The measure would create within the Department of the Treasury a new Pension Rehabilitation Administration (PRA) to establish and manage a Pension Rehabilitation Trust Fund, which would make tax dollars available through loans and direct cash assistance to insolvent union pensions to invest in the stock market and pay benefits.
The main beneficiaries of the measure, if it becomes law, would be pension programs of more than 130 trade unions that represent employees from multiple companies within an industry.
Such pension plans were exempted by Congress from the government’s requirement that private sector companies fully fund promised benefits. The exemption allows the union plans to set aside funding for less than 100 percent of projected benefit costs.
As a result of the exemption, among the union pension plans on the Pension Benefit Guaranty Corp. (PBGC) list of critically underfunded funds are those of the United Mine Workers of America (UMWA), which can only cover 33.2 percent of benefits promised, and the Bakers & Confectionery Union and Industry International Pension Fund, which can only cover 36.6 percent. Both plans actively lobbied for the House Democrats’ bailout measure.
Other ailing union pension plans are in worse shape, with the United Food and Commercial Workers Union plan able to cover no more than 17.6 percent, and the New England Teamsters and Trucking Industry Pension with funds available to cover just 17.7 percent.
Trump hasn’t taken a position on the issue to date. The president’s opposition to the plan can’t be assumed, because he gained unexpected support in key states such as Wisconsin, Ohio, and Pennsylvania, whose residents include many of the union members whose pensions are at risk.
The exemption also allows the union pension plans to pay sharply reduced premiums to PBGC, which uses income from those payments to fund benefit insurance.
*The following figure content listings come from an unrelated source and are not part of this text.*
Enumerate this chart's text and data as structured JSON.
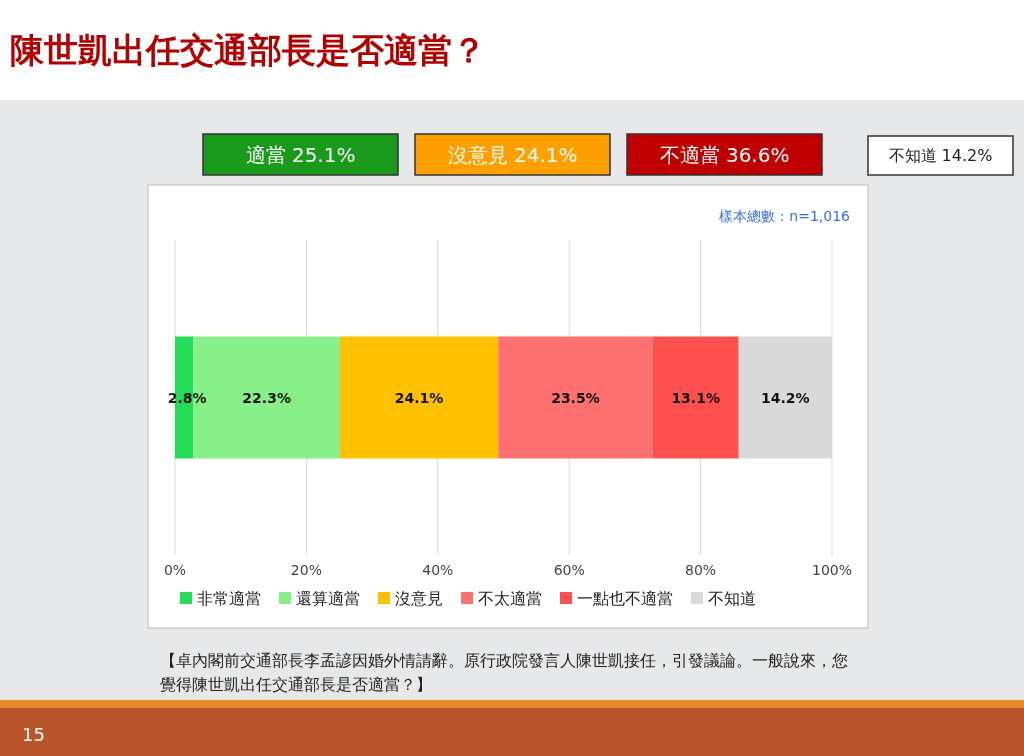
{
  "chart_data": {
    "type": "bar",
    "orientation": "horizontal",
    "stacked": true,
    "title": "陳世凱出任交通部長是否適當？",
    "categories": [
      null
    ],
    "series": [
      {
        "name": "非常適當",
        "color": "#22dd55",
        "values": [
          2.8
        ],
        "value_labels": [
          "2.8%"
        ]
      },
      {
        "name": "還算適當",
        "color": "#88f088",
        "values": [
          22.3
        ],
        "value_labels": [
          "22.3%"
        ]
      },
      {
        "name": "沒意見",
        "color": "#ffc000",
        "values": [
          24.1
        ],
        "value_labels": [
          "24.1%"
        ]
      },
      {
        "name": "不太適當",
        "color": "#ff7070",
        "values": [
          23.5
        ],
        "value_labels": [
          "23.5%"
        ]
      },
      {
        "name": "一點也不適當",
        "color": "#ff5050",
        "values": [
          13.1
        ],
        "value_labels": [
          "13.1%"
        ]
      },
      {
        "name": "不知道",
        "color": "#d9d9d9",
        "values": [
          14.2
        ],
        "value_labels": [
          "14.2%"
        ]
      }
    ],
    "xlim": [
      0,
      100
    ],
    "xticks": [
      {
        "value": 0,
        "label": "0%"
      },
      {
        "value": 20,
        "label": "20%"
      },
      {
        "value": 40,
        "label": "40%"
      },
      {
        "value": 60,
        "label": "60%"
      },
      {
        "value": 80,
        "label": "80%"
      },
      {
        "value": 100,
        "label": "100%"
      }
    ],
    "grid": "x",
    "legend": "bottom",
    "annotations": [
      "適當 25.1%",
      "沒意見 24.1%",
      "不適當 36.6%",
      "不知道 14.2%",
      "樣本總數：n=1,016",
      "【卓內閣前交通部長李孟諺因婚外情請辭。原行政院發言人陳世凱接任，引發議論。一般說來，您覺得陳世凱出任交通部長是否適當？】",
      "15"
    ]
  }
}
Due in part to the reduced union plan premiums, the PBGC itself also is nearing the threshold of financial insolvency.
The congressional agency estimated that the measure would cost taxpayers at least $31.8 billion in new spending, after only $7.9 billion is repaid by the unions receiving loan assistance.
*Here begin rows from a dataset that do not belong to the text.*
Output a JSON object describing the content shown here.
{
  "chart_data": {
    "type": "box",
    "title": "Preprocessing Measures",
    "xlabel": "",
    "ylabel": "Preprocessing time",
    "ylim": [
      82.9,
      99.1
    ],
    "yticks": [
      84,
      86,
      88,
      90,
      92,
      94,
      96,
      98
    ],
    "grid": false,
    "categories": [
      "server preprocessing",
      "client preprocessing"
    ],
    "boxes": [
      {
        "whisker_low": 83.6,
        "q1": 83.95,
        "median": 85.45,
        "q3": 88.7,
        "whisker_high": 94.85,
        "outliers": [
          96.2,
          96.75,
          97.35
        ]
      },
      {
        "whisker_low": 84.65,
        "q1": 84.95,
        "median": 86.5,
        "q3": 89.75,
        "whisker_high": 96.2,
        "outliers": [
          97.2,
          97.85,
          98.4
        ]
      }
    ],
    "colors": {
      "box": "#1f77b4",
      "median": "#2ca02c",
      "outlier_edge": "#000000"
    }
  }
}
“The subsidy cost for all loans (regardless of the estimating approach) would be recorded as direct spending,” CBO told Enzi.
Rachel Grezsler, a Heritage Foundation pensions expert, told The Epoch Times that the CBO study highlights how the House Democrats’ measure would only delay insolvency for the underfunded pensions, without solving the basic problem.
“The CBO report shows the Rehabilitation for Multiemployer Pensions Act leaves hundreds of other multiemployer plans that will become insolvent at later dates looming for subsequent bailouts by future congresses,” Grezsler said on Sept. 10.
“In short, the CBO report confirms this is a terrible deal for taxpayers and it’s no good for pensioners—particularly younger ones—who will still end up with insolvent pension plans.”